C++11中获取/释放VS顺序一致性？

Question

#include <thread>
#include <atomic>
#include <cassert>

std::atomic<bool> x = {false};
std::atomic<bool> y = {false};
std::atomic<int> z = {0};

void write_x()
{
    x.store(true, std::memory_order_release);
}

void write_y()
{
    y.store(true, std::memory_order_release);
}

void read_x_then_y()
{
    while (!x.load(std::memory_order_acquire))
        ;
    if (y.load(std::memory_order_acquire)) {
        ++z;
    }
}

void read_y_then_x()
{
    while (!y.load(std::memory_order_acquire))
        ;
    if (x.load(std::memory_order_acquire)) {
        ++z;
    }
}

int main()
{
    std::thread a(write_x);
    std::thread b(write_y);
    std::thread c(read_x_then_y);
    std::thread d(read_y_then_x);
    a.join(); b.join(); c.join(); d.join();
    assert(z.load() != 0);
}

If I relplace seq_cst to acquire/release in cppreference's last example , can assert(z.load() != 0) be fail ?

• Seq_CST can prevent StoreLoad reorder, but the code hasn't.
• Acquire can prevent LoadLoad reorder.
• Release can prevent StoreStore reorder.

Answer 1

Yes, it is possible that z.load() == 0 in your code if you use acquire / release order as you've done. There is no happens-before relationship between the independent writes to x and y . It's not a coincidence cppreference used that example specifically to illustrate a case where acquire/release isn't sufficient.

This is sometimes call the IRIW (independent reads of independent writes), and tended to be glossed over in some hardware ordering models. In particular, a memory model defined only in terms of the possible load-load, load-store, store-store, etc, reorderings doens't say anything either way really about IRIW. In the x86 memory model IRIW reordering is disallowed because of a clause that explains that stores have a total order and all processors view stores in this same order.

I'm not aware if any CPUs in common use admit the IRIW reordering when the barriers and/or instructions needed for acquire and release are used, but I wouldn't be surprised if some do.

Answer 2

Yes, the assert can fire.

The principal property that is not guaranteed by acquire / release is a single total order of modifications. It only guarantees that (the non-existent) previous actions of a and b are observed by c and d if they see true from the loads.

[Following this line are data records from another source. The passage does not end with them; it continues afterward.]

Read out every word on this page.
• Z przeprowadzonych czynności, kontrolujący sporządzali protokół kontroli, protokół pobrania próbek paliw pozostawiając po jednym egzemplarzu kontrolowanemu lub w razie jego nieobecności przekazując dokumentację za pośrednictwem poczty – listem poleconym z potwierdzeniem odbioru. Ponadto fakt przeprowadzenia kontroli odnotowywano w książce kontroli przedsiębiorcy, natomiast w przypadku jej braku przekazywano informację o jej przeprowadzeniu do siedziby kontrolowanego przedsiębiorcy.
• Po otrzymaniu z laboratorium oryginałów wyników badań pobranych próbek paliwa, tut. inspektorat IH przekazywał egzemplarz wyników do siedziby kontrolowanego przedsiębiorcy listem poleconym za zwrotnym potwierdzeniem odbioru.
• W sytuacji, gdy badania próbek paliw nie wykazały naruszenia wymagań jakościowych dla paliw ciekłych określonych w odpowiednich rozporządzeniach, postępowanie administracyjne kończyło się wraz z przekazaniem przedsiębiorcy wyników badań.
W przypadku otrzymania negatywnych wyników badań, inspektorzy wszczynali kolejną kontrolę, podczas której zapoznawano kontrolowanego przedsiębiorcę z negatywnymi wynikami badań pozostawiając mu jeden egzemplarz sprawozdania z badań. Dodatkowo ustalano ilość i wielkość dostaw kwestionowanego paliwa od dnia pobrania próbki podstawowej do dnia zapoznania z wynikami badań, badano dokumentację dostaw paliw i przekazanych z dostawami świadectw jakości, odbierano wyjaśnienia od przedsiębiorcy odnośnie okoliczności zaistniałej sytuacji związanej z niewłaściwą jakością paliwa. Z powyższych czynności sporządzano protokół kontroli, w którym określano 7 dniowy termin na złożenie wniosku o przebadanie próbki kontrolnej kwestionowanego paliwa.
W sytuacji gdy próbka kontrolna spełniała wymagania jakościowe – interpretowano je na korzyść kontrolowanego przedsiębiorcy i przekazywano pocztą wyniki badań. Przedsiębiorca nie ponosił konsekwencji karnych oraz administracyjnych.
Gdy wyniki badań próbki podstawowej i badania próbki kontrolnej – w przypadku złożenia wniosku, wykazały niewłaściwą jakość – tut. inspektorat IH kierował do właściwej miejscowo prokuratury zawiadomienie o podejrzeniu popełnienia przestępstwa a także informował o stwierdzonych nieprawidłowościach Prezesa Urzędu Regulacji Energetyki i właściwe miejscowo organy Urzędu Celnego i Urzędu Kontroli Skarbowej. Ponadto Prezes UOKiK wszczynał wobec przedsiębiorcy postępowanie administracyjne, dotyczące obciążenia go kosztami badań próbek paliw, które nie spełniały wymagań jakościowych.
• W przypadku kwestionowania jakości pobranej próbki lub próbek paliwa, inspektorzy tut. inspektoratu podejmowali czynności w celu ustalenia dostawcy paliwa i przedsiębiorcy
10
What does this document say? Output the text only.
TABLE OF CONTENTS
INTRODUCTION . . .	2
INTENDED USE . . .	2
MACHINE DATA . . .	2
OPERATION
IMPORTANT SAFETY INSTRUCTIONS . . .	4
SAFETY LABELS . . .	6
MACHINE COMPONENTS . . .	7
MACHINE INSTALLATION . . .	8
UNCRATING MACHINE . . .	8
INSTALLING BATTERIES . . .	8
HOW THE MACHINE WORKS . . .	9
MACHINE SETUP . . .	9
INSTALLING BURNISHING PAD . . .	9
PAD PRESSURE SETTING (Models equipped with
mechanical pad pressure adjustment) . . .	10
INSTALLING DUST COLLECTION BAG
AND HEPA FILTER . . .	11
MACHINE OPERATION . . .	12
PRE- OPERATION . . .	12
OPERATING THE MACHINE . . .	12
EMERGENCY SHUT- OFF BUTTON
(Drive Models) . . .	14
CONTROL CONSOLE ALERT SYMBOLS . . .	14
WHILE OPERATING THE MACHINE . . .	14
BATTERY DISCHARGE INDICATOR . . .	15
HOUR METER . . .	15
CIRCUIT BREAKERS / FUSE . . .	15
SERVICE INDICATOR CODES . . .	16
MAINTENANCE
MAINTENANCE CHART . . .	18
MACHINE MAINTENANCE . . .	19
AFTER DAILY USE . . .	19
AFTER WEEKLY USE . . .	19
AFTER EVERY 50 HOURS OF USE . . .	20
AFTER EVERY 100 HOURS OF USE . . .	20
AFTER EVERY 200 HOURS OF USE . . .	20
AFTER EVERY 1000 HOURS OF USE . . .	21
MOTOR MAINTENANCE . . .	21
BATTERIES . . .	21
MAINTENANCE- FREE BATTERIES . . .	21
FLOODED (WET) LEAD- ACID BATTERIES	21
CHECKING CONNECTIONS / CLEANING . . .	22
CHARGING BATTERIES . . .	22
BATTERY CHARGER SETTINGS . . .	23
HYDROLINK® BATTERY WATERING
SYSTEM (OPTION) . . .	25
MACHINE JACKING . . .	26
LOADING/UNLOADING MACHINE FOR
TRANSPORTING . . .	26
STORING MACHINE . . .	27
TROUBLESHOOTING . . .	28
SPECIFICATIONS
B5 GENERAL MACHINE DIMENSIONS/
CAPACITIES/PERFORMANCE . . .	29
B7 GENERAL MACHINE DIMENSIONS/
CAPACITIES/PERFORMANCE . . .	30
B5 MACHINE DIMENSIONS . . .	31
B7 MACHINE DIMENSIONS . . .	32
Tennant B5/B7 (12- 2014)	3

A (slightly contrived) example of this is on a multi-cpu (physical socket) system that isn't fully cache-coherant. Die 1 has core A running thread a and core C running thread c . Die 2 has core B running thread b and core D running thread d . The interconnect between the two sockets has a long latency when compared to a memory operation that hits on-die cache.

a and b run at the same wall clock time. C is on-die with A, so can see the store to x immediately, but the interconnect delays it's observation of the store to y , so it sees the old value. Similarly D is on-die with B, so it sees the store to y , but misses the store to x .

Whereas if you have sequential consistency, some co-ordination is required to enforce a total order, such as "C and D are blocked while the interconnect syncs the caches".